Burton is electric in the opening and closing monologues as he talks about the ways our desire to worship the divine manifests itself. Alan’s relationship with horses is taboo and reprehensible, but we often find examples of revered people of faith acting outside the mainstream of acceptable behavior. Despite Abraham’s attempted sacrifice of his son, we hold him as a supreme example of faith.
Dysart sees this paradoxical leap of faith as integral to the human experience and worries his professional work is undermining it. Echoing themes from A Clockwork Orange, Dysart worries his attempts to “cure” Alan will remove the passion and spark which makes him unique.
Unfortunately, he was unable to handle the treacherous waters of American politics.
Starring as the famed beleaguered general, Gregory Peck humanizes him while capturing the obstinacy and boundless pride which made him such an effective military leader.

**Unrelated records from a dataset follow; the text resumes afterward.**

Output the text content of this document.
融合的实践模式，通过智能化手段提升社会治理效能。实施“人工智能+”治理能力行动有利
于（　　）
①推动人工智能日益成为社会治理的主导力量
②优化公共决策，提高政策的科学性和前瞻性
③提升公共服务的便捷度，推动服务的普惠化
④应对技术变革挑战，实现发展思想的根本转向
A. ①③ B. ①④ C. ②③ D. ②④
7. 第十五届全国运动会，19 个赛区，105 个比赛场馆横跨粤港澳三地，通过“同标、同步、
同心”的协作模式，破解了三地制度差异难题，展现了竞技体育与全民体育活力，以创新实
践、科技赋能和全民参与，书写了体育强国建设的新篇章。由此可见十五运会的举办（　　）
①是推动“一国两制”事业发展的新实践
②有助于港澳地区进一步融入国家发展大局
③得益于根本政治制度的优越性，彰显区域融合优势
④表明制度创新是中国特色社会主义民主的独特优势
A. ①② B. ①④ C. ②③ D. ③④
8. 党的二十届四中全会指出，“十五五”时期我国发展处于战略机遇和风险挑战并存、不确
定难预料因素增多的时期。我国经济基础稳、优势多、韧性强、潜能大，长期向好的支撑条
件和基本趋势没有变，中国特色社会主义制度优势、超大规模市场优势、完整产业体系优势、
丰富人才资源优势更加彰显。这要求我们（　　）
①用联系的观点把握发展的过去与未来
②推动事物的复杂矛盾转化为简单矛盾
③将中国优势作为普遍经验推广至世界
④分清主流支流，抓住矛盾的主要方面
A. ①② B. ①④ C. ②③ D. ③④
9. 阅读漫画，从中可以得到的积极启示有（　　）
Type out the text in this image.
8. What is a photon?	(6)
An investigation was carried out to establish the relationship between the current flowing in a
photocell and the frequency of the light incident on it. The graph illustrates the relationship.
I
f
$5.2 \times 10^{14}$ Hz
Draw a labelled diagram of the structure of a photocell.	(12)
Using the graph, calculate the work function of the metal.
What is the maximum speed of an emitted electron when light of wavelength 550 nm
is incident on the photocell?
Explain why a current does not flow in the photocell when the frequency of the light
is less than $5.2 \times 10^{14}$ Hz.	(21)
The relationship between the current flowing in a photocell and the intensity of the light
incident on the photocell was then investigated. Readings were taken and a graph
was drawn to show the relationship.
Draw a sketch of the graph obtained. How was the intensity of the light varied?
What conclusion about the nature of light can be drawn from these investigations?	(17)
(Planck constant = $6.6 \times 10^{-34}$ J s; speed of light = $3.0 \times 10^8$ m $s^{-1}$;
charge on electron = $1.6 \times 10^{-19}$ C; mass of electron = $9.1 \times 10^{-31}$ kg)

Sadly, less than fifty years after his controversial dismissal, MacArthur has become a historical footnote. His heroic efforts in the Pacific have been overshadowed by the exploits of the European front. D-Day is still solemnly commemorated annually while the Battle of Iwo Jima fades into the recesses of history.
This enlightening movie does much to correct the historical record and shines a much deserved spotlight on a seminal figure whose role in the most romanticized war of the twentieth century has been unfairly reduced to a couple of pithy phrases: “I shall return,” and “Old soldiers never die, they simply fade away.”
Lulu (Louise Brooks) convinces her former paramour, newspaper publisher Ludwig Schon, to marry her, but when he comes home and finds her with her “first patron,” they fight and she accidentally kills him.
Convicted of manslaughter, she goes on the run. When her limited money runs out, she turns to prostitution, and her life ends tragically at the hands of Jack the Ripper.
Remarkable in its era, this melodrama features an unrepentantly independent and sexually liberated woman. The film works because Brooks is captivating and possesses a rare ability to be overtly sexual without being slutty. We want her to find happiness despite her selfish, borderline abhorrent behavior. We’d like for her to escape her tragic fate, but we don’t pity her because she earned her demise.
This film was succeeded as my favorite film released in 1929 by Applause.
Ten-year old Jack Crabb is abducted by Pawnee Indians and raised by their leader Old Lodge Skins (Chief Dan George). “Rescued” by the US Calvary, he lives with Reverend Silas Pendrake and his wife Louise (Faye Dunaway). When she attempts to seduce him, he runs away, briefly working with a snake oil salesman before reconnecting with his long-lost sister, Caroline who wants him to be a gunslinger.
In the final film of Ingrid Bergman’s career, she’s plays aging concert pianist, Charlotte opposite Liv Ullman as her estranged daughter Eva.
This tour de force in dysfunctional family relationships doesn’t resort to cheap stunts like the more recent August: Osage County (2013). Charlotte and Eva aren’t cruel people and don’t delight in the misery of others. They made rational, cold-hearted decisions, based on self-interest, which destroyed their family.
Ingmar Bergman’s influence on twentieth century art needn’t be rehashed here. This collaboration with sometime lover Liv Ullman is a searing and raw portrait of unfulfilled family relationship and one of his most accessible films.
This was replaced as my favorite film released in 1978 by The End.
When Private investigator Jeff Bailey (Robert Mitchum) finds Whit Sterling’s (Kirk Douglas) missing girlfriend, Kathie Moffat, in Acapulco, they fall in love and run away together.
When Jeff’s old partner, Jack Fisher, finds them, Kathie disappears. Jeff assumes a new identity and lives a quiet life until he’s summoned to meet with Whit once again.
Robert Mitchum is the perfect noir actor because he looks like he’s already had two drinks before the scene begins.
From the late 1940s into the 1970s, Kirk Douglas was one of the premiere actors in Hollywood, but his formal style fell out of favor with the advent of the more naturalistic approach favored by Brando and Dean.
One of the first American authors to write hardboiled fiction, James M. Cain’s work laid the foundation for the film noir genre which dominated movie theaters following the second World War.
The techniques Jacques Tournier perfected in low budget films for RKO Pictures such as Cat People (1942) and I Walked with a Zombie (1943) helped him create this atmospheric film which Roger Ebert called “the greatest cigarette smoking movie.” We may not understand what’s happening or who’s double-crossing who, but we enjoy watching it happen.